217665 Using Community-based Participatory Research and ethnographic methods to assess a rural community

Tuesday, November 9, 2010 : 11:30 AM - 11:50 AM

Pamela A. Kulbok, DNSc, RN , School of Nursing, University of Virginia, Charlottesville, VA
Nisha Botchwey, PhD , School of Architecture, University of Virginia, Charlottesville, VA
Peggy S. Meszaros, PhD , Department of Human Development, Virginia Tech, Blacksburg, VA
Ivora Hinton, PhD , Rural Health Care Research Center, University of Virginia, Charlottesville, VA
Donna Bond, DNP, RN , Carilion Clinic, Roanoke, VA
Nancy Anderson, PhD, RN, FAAN , School of Nursing, University of California, Los Angeles, Los Angeles, CA
Background: The purpose of this interdisciplinary study is to identify ecological, cultural, and contextual factors influencing adolescent lifestyles in a rural tobacco-producing community using multiple participatory methods as a basis for developing and testing an intervention to prevent youth substance use. Methods: This study combines community based participatory research (CBPR) and ethnographic approaches with Geographic Information Systems (GIS) mapping, and Photovoice to conduct an ecological, commu-nity, and environmental assessment of a rural, ethnically diverse Virginia county. A “Model of CBPR and Ehnographic Orientations” guided the study. With IRB approval from three institutions, a community participatory research team (CPRT) of community leaders (n=4), parents (n=8), youth (n=8), and investigators (n=5) is conducting assessment activities and reviewing findings for relevance to develop a youth substance use preventive intervention. The CPRT meets monthly to select questions from assessment domains: community core/history, physical environment, social systems, idea systems, and behavior systems. The CPRT directs recruitment of youth, parents, and community leaders for group and individual interviews. Results: The process of assessing local knowledge, GIS mapping of critical data, and describing the community through pictures will facilitate subsequent study phases, designing and testing a culturally relevant program to prevent substance use based on community studies with effectiveness data and to reach minority and majority rural youth. Conclusions: Local knowledge of the community provides a rich understanding of substance nonuse and use; circumstances surrounding substance use activities; and the local environment, traditions, beliefs, and attitudes toward tobacco, alcohol, and other drug use and non drug-related behaviors.

Learning Areas:
Public health or related nursing
Public health or related research

Learning Objectives:
1) Describe a new research model combining Community-based Participatory Research and ethnographic orientations. 2) Identify cultural and contextual factors influencing adolescent lifestyles in a rural tobacco-producing community.

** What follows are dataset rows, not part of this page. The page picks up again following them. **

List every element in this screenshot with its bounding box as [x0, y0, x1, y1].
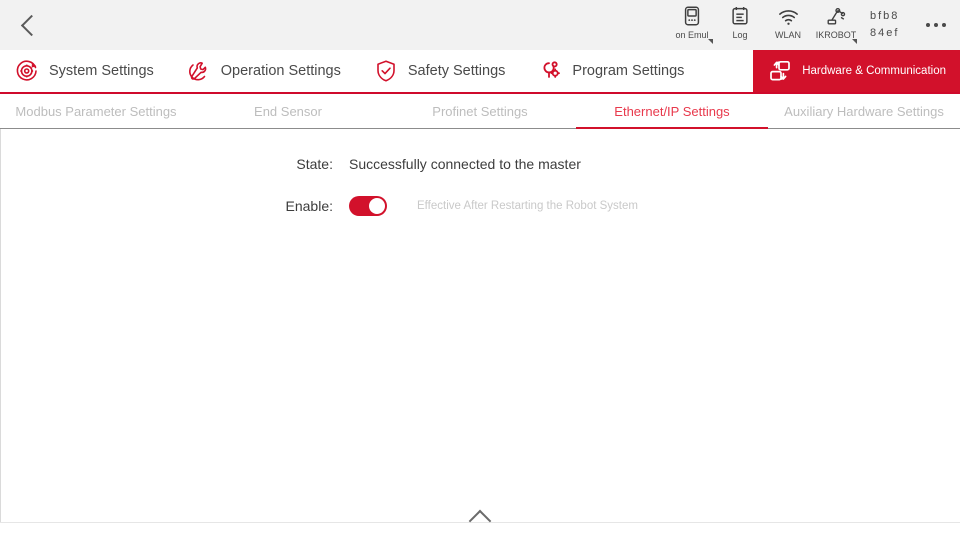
chevron-down-icon [708, 39, 713, 44]
dot [942, 23, 946, 27]
sub-tab-label: Modbus Parameter Settings [15, 103, 177, 119]
back-button[interactable] [0, 0, 58, 50]
device-id: bfb8 84ef [860, 0, 916, 42]
nav-item-label: Hardware & Communication [802, 65, 946, 77]
status-item-label: Log [732, 30, 748, 40]
sub-tab-end-sensor[interactable]: End Sensor [192, 94, 384, 128]
status-item-label: IKROBOT [815, 30, 857, 40]
chevron-left-icon [20, 14, 43, 36]
wifi-icon [777, 4, 800, 28]
state-label: State: [296, 156, 333, 172]
enable-toggle[interactable] [349, 196, 387, 216]
log-clipboard-icon [729, 4, 751, 28]
enable-row: Enable: Effective After Restarting the R… [1, 196, 960, 216]
nav-item-operation-settings[interactable]: Operation Settings [172, 50, 359, 92]
nav-item-label: Operation Settings [220, 63, 341, 79]
status-bar: on Emul Log WLAN IKROBOT bfb8 84ef [0, 0, 960, 50]
device-id-line2: 84ef [870, 27, 900, 39]
chevron-down-icon [852, 39, 857, 44]
enable-hint: Effective After Restarting the Robot Sys… [417, 200, 638, 212]
sub-tab-bar: Modbus Parameter Settings End Sensor Pro… [0, 94, 960, 129]
sub-tab-modbus-parameter-settings[interactable]: Modbus Parameter Settings [0, 94, 192, 128]
toggle-knob [369, 198, 385, 214]
wrench-circle-icon [186, 58, 212, 84]
dot [934, 23, 938, 27]
sub-tab-label: End Sensor [254, 103, 322, 119]
gear-refresh-icon [14, 58, 40, 84]
sub-tab-label: Ethernet/IP Settings [614, 103, 730, 119]
sub-tab-auxiliary-hardware-settings[interactable]: Auxiliary Hardware Settings [768, 94, 960, 128]
bottom-handle-bar[interactable] [0, 509, 960, 540]
status-item-robot[interactable]: IKROBOT [812, 0, 860, 50]
device-id-line1: bfb8 [870, 10, 900, 22]
content-panel: State: Successfully connected to the mas… [0, 129, 960, 540]
nav-item-system-settings[interactable]: System Settings [0, 50, 172, 92]
status-item-label: on Emul [675, 30, 709, 40]
program-node-icon [537, 58, 563, 84]
nav-item-label: Safety Settings [407, 63, 506, 79]
nav-item-label: System Settings [49, 63, 154, 79]
sub-tab-ethernet-ip-settings[interactable]: Ethernet/IP Settings [576, 94, 768, 129]
shield-check-icon [373, 58, 399, 84]
sub-tab-label: Auxiliary Hardware Settings [784, 103, 944, 119]
sub-tab-profinet-settings[interactable]: Profinet Settings [384, 94, 576, 128]
status-item-log[interactable]: Log [716, 0, 764, 50]
status-item-label: WLAN [774, 30, 801, 40]
enable-label: Enable: [285, 198, 333, 214]
status-item-wlan[interactable]: WLAN [764, 0, 812, 50]
state-row: State: Successfully connected to the mas… [1, 156, 960, 172]
main-navigation: System Settings Operation Settings Safet… [0, 50, 960, 94]
dot [926, 23, 930, 27]
nav-item-safety-settings[interactable]: Safety Settings [359, 50, 524, 92]
app-window: on Emul Log WLAN IKROBOT bfb8 84ef Syste… [0, 0, 960, 540]
sub-tab-label: Profinet Settings [432, 103, 528, 119]
nav-item-program-settings[interactable]: Program Settings [523, 50, 702, 92]
teach-pendant-icon [681, 4, 703, 28]
status-item-emulator[interactable]: on Emul [668, 0, 716, 50]
nav-item-label: Program Settings [572, 63, 685, 79]
robot-arm-icon [825, 4, 847, 28]
status-bar-right: on Emul Log WLAN IKROBOT bfb8 84ef [668, 0, 960, 50]
state-value: Successfully connected to the master [349, 156, 581, 172]
hardware-exchange-icon [767, 58, 793, 84]
nav-item-hardware-communication[interactable]: Hardware & Communication [753, 50, 960, 92]
more-horizontal-icon[interactable] [916, 0, 960, 50]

Keywords: Community Participation, Substance Abuse Prevention

Presenting author's disclosure statement:

Qualified on the content I am responsible for because: I am a public health nursing educator and researcher for so many years and have experiences in conducting CBPR resarch.
Any relevant financial relationships? No

I agree to comply with the American Public Health Association Conflict of Interest and Commercial Support Guidelines, and to disclose to the participants any off-label or experimental uses of a commercial product or service discussed in my presentation.